I think I see the issue in the test. With no real server a power level event won't be set and of course powerLevelForUser() doesn't have the room context to resolve that and give the creator an automatic power level of 100.

We should be able to resolve the issue by doing all the can stuff in the room with memberEffectivePowerLevel() available.

[nvrWhere]

So further investigation once I got the tests working locally (I realise now there is a server) but for whatever reason we're falling through to the final return 0 in memberEffectivePowerLevel in the failing enable encryption test, i.e. no RoomPowerLevelsEvent or creation event found.

[KitsuneRal]

Ah, I was looking at the wrong failure :( that one indeed is about the test being dirty: basically, it doesn't wait for the room to load completely, and createRoom() creates the initial Room object as soon as it receives its id, without waiting for the first sync to arrive. And then, without even RoomCreateEvent around, the thing runs very wrong obviously.
As for the failure I was actually looking for - that one didn't manifest here because the CI didn't run quotest. Basically, your implementation of canSetState() doesn't take into account, in particular, that room members can change their own names even if their power level is lower than state_default (or whatever is set for m.room.member).
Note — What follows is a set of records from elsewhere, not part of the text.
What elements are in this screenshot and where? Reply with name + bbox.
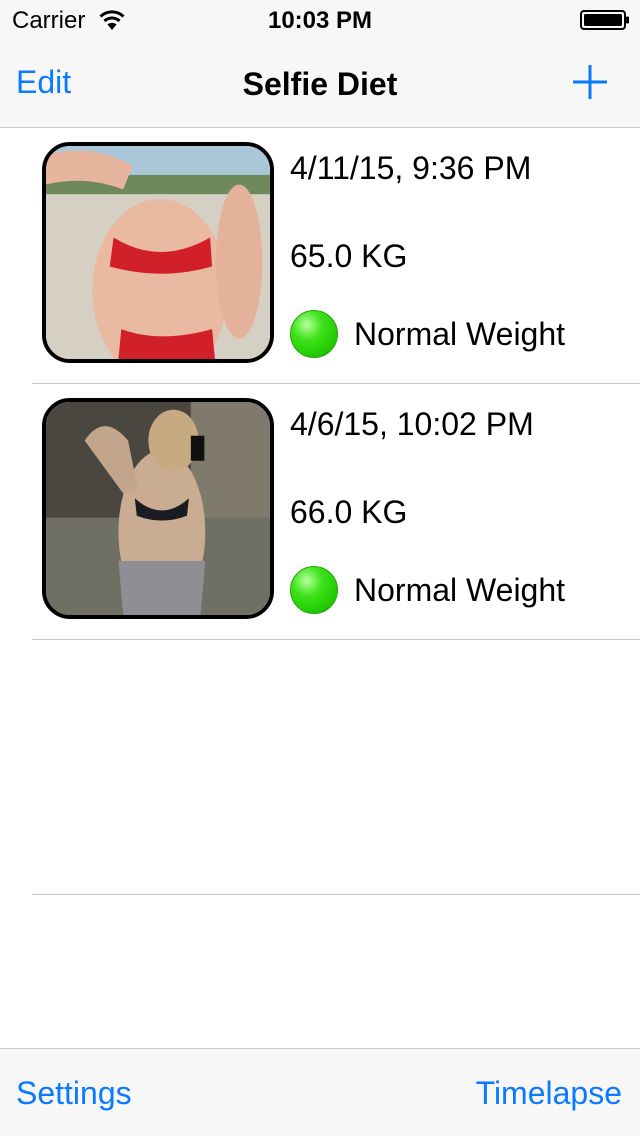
status-indicator-icon — [290, 566, 338, 614]
entry-status: Normal Weight — [354, 572, 566, 608]
app-screen: Carrier 10:03 PM Edit Selfie Diet 4/11/1… — [0, 0, 640, 1136]
row-separator — [32, 639, 640, 640]
mirror-selfie-photo — [46, 402, 270, 615]
clock: 10:03 PM — [267, 7, 373, 34]
entry-status: Normal Weight — [354, 316, 566, 352]
entry-date: 4/6/15, 10:02 PM — [290, 406, 534, 442]
entry-weight: 66.0 KG — [290, 494, 408, 530]
plus-icon[interactable] — [570, 62, 610, 102]
entry-date: 4/11/15, 9:36 PM — [290, 150, 532, 186]
entry-weight: 65.0 KG — [290, 238, 408, 274]
status-bar: Carrier 10:03 PM — [0, 0, 640, 40]
status-indicator-icon — [290, 310, 338, 358]
selfie-thumbnail — [42, 142, 274, 363]
entry-row[interactable]: 4/6/15, 10:02 PM 66.0 KG Normal Weight — [0, 384, 640, 640]
settings-button[interactable]: Settings — [16, 1075, 132, 1112]
battery-icon — [580, 10, 629, 30]
bottom-toolbar: Settings Timelapse — [0, 1048, 640, 1136]
entry-row[interactable]: 4/11/15, 9:36 PM 65.0 KG Normal Weight — [0, 128, 640, 384]
selfie-thumbnail — [42, 398, 274, 619]
top-bar: Carrier 10:03 PM Edit Selfie Diet — [0, 0, 640, 128]
timelapse-button[interactable]: Timelapse — [476, 1075, 622, 1112]
beach-selfie-photo — [46, 146, 270, 359]
page-title: Selfie Diet — [242, 66, 398, 102]
empty-row-separator — [32, 894, 640, 895]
This is one of a long list of conditions that should be checked as a part of auth rules, what I mentioned in my first comment.

[KitsuneRal]

This is the list we should take relevant items from if we want to implement authorization rules (=rules to allow or disallow sending certain events or perform certain actions) properly: https://spec.matrix.org/v1.11/rooms/v11/#authorization-rules

[nvrWhere]

So I agree having had a look I probably need to go back to the drawing board on this one. It looks like for a complete picture we need to be able to see the event that they want to send which in some ways goes against what i was trying to achieve. I.e. giving an indication before someone even tries to create an event, especially for thing like UI and greying out buttons.

I'm going to have a deeper think about this. Maybe we can create something which has 3 output states yes|no|don't know because for some events we can totally give the indication while some we can't.